Pues bien, la situación parece repetirse, si bien haciendo bueno el aserto de Carlos Marx respecto a que los acontecimientos se repiten en la historia, la primera vez como tragedia y la segunda como farsa. Cuando ya habían concluido la comparecencia de Brett Kavanaugh ante el Comité Judicial del Senado, un diario hizo público que una mujer (que deseaba permanecer en el anonimato) acusaba al candidato a juez de intentar agredirla sexualmente treinta y seis años atrás, cuando en una fiesta del instituto, y encontrándose el entonces jovencísimo Kavanaugh en un estado de embriaguez, intentó abusar de ella. Según se indicaba en la noticia, habría incluso un testigo presencial de los hechos, que se encontraría presente en el momento que Kavanaugh intentó forzar a la joven. Aun cuando la denunciante intentó permanecer en el anonimato, finalmente su identidad salió a la luz, pudiendo comprobarse que se trata de Christine Blaise Ford, una profesora universitaria y antigua compañera de Kavanaugh en el instituto. Según manifiesta Ford, si finalmente ha decidido sacar los hechos a la luz pública es para evitar que Kavanaugh acceda a un puesto de tanta importancia y que, además, es vitalicio.

Evidentemente, toda persona acusada tiene derecho a la presunción de inocencia. Pero en este caso, hay varios hechos y circunstancias que, sin perjuicio de lo que resulte de una investigación más detallada, inclinan a mirar la acusación con bastante escepticismo. Basta para ello un simple contraste con el caso de Anita Hill acaecido en 1991 para ver que la situación de 2018 difiere en varios puntos.

Primero.- En el caso de Anita Hill, los hechos que denunciaba no eran en absoluto recientes, pero tenían mucha menor lejanía temporal que los denunciados por Ford. En el caso de Clarence Thomas, su presunta agresión habría tenido lugar diez años antes de hacerse pública la denuncia, mientras que en el caso de Kavanaugh el lapso temporal que separa la presunta agresión de la denuncia pública se eleva a treinta y seis.
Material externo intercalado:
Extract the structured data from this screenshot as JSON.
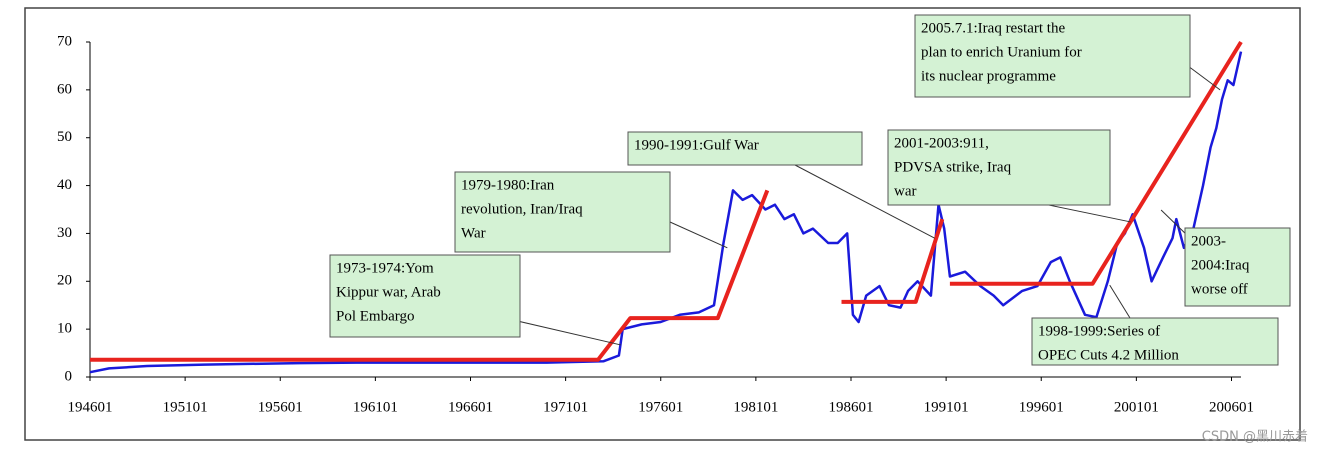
{
  "chart_data": {
    "type": "line",
    "xlim": [
      1946,
      2006.5
    ],
    "xticks": [
      {
        "value": 1946,
        "label": "194601"
      },
      {
        "value": 1951,
        "label": "195101"
      },
      {
        "value": 1956,
        "label": "195601"
      },
      {
        "value": 1961,
        "label": "196101"
      },
      {
        "value": 1966,
        "label": "196601"
      },
      {
        "value": 1971,
        "label": "197101"
      },
      {
        "value": 1976,
        "label": "197601"
      },
      {
        "value": 1981,
        "label": "198101"
      },
      {
        "value": 1986,
        "label": "198601"
      },
      {
        "value": 1991,
        "label": "199101"
      },
      {
        "value": 1996,
        "label": "199601"
      },
      {
        "value": 2001,
        "label": "200101"
      },
      {
        "value": 2006,
        "label": "200601"
      }
    ],
    "ylim": [
      0,
      70
    ],
    "yticks": [
      0,
      10,
      20,
      30,
      40,
      50,
      60,
      70
    ],
    "series": [
      {
        "color": "#1a1adb",
        "width": 2.5,
        "x": [
          1946,
          1947,
          1949,
          1952,
          1957,
          1960,
          1965,
          1970,
          1973,
          1973.8,
          1974,
          1975,
          1976,
          1977,
          1978,
          1978.8,
          1979.3,
          1979.8,
          1980.3,
          1980.8,
          1981.5,
          1982,
          1982.5,
          1983,
          1983.5,
          1984,
          1984.8,
          1985.3,
          1985.8,
          1986.1,
          1986.4,
          1986.8,
          1987.5,
          1988,
          1988.6,
          1989,
          1989.5,
          1990.2,
          1990.6,
          1990.9,
          1991.2,
          1992,
          1992.8,
          1993.5,
          1994,
          1995,
          1995.8,
          1996.5,
          1997,
          1997.5,
          1998.3,
          1998.9,
          1999.5,
          2000,
          2000.4,
          2000.8,
          2001.4,
          2001.8,
          2002.4,
          2002.9,
          2003.1,
          2003.5,
          2004,
          2004.5,
          2004.9,
          2005.2,
          2005.5,
          2005.8,
          2006.1,
          2006.5
        ],
        "values": [
          1.0,
          1.8,
          2.3,
          2.6,
          2.9,
          3.0,
          3.0,
          3.0,
          3.3,
          4.5,
          10,
          11,
          11.5,
          13,
          13.5,
          15,
          28,
          39,
          37,
          38,
          35,
          36,
          33,
          34,
          30,
          31,
          28,
          28,
          30,
          13,
          11.5,
          17,
          19,
          15,
          14.5,
          18,
          20,
          17,
          36,
          31,
          21,
          22,
          19,
          17,
          15,
          18,
          19,
          24,
          25,
          20,
          13,
          12.5,
          20,
          28,
          30,
          34,
          27,
          20,
          25,
          29,
          33,
          27,
          31,
          40,
          48,
          52,
          58,
          62,
          61,
          68
        ]
      },
      {
        "color": "#e8231e",
        "width": 4,
        "x": [
          1946,
          1972.7,
          1974.4,
          1979.0,
          1981.6,
          1983,
          1985.5,
          1989.4,
          1990.8,
          1991,
          1991.2,
          1998.7,
          2006.5
        ],
        "values": [
          3.6,
          3.6,
          12.3,
          12.3,
          39,
          null,
          15.7,
          15.7,
          33,
          null,
          19.5,
          19.5,
          70
        ]
      }
    ],
    "annotations": [
      {
        "lines": [
          "1973-1974:Yom",
          "Kippur war, Arab",
          "Pol Embargo"
        ],
        "x": 1973.9,
        "y": 6.7
      },
      {
        "lines": [
          "1979-1980:Iran",
          "revolution, Iran/Iraq",
          "War"
        ],
        "x": 1979.5,
        "y": 27
      },
      {
        "lines": [
          "1990-1991:Gulf War"
        ],
        "x": 1990.4,
        "y": 29
      },
      {
        "lines": [
          "2001-2003:911,",
          "PDVSA strike, Iraq",
          "war"
        ],
        "x": 2000.7,
        "y": 32.4
      },
      {
        "lines": [
          "2005.7.1:Iraq restart the",
          "plan to enrich Uranium for",
          "its nuclear programme"
        ],
        "x": 2005.4,
        "y": 60
      },
      {
        "lines": [
          "2003-",
          "2004:Iraq",
          "worse off"
        ],
        "x": 2002.3,
        "y": 34.9
      },
      {
        "lines": [
          "1998-1999:Series of",
          "OPEC Cuts 4.2 Million"
        ],
        "x": 1999.6,
        "y": 19.2
      }
    ],
    "watermark": "CSDN @黑川赤着"
  }
}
La justificación esgrimida por Ford acerca del motivo por el que decide romper su silencio (evitar que el presunto agresor ocupe un puesto de gran importancia), se cae por su propio peso. Kavanaugh ostenta, desde el año 2006 (es decir, la friolera de 12 años) la condición de juez federal y en un órgano de no poca importancia, el Tribunal de Apelaciones del Distrito de Columbia, precisamente el encargado de conocer las impugnaciones contra actos de las principales agencias administrativas. No es, evidentemente, un órgano tan importante como el Tribunal Supremo, pero por las peculiaridades de la organización judicial estadounidense es quizá el segundo más importante. Y, además, los jueces que lo integran, como todos los de la judicatura federal, tienen carácter vitalicio.

Surgen ya, pues, un primer interrogante. ¿Por qué Christine Blaise Ford guardó silencio en 2006 cuando Kavanaugh hubo de someterse a un procedimiento de confirmación senatorial para acceder a la condición de juez del Tribunal de Apelaciones? No será porque no tuvo oportunidad, puesto que no sólo el caso de Anita Hill en 1991, sino los de Mónica Lewinsky y Paula Jones nada menos que frente al entonces Presidente de los Estados Unidos.

Segundo.-  En el caso de Anita Hill, las acusaciones saltaron a la luz durante el procedimiento de confirmación senatorial, en este caso la prensa saca la “confesión” de Ford una vez finalizado el procedimiento.

Segundo interrogante, pues. ¿Por qué se ha esperado a que finalizase el procedimiento para lanzar la acusación, en vez de hacerlo en el mismo instante de la nominación o incluso una vez iniciado el procedimiento ante el Comité Judicial del Senado?

Tercero.- En el caso de Anita Hill, la persona que hizo públicos los hechos se amparaba en una investigación previa que había efectuado el F.B.I. En el presente caso, no hay investigación alguna.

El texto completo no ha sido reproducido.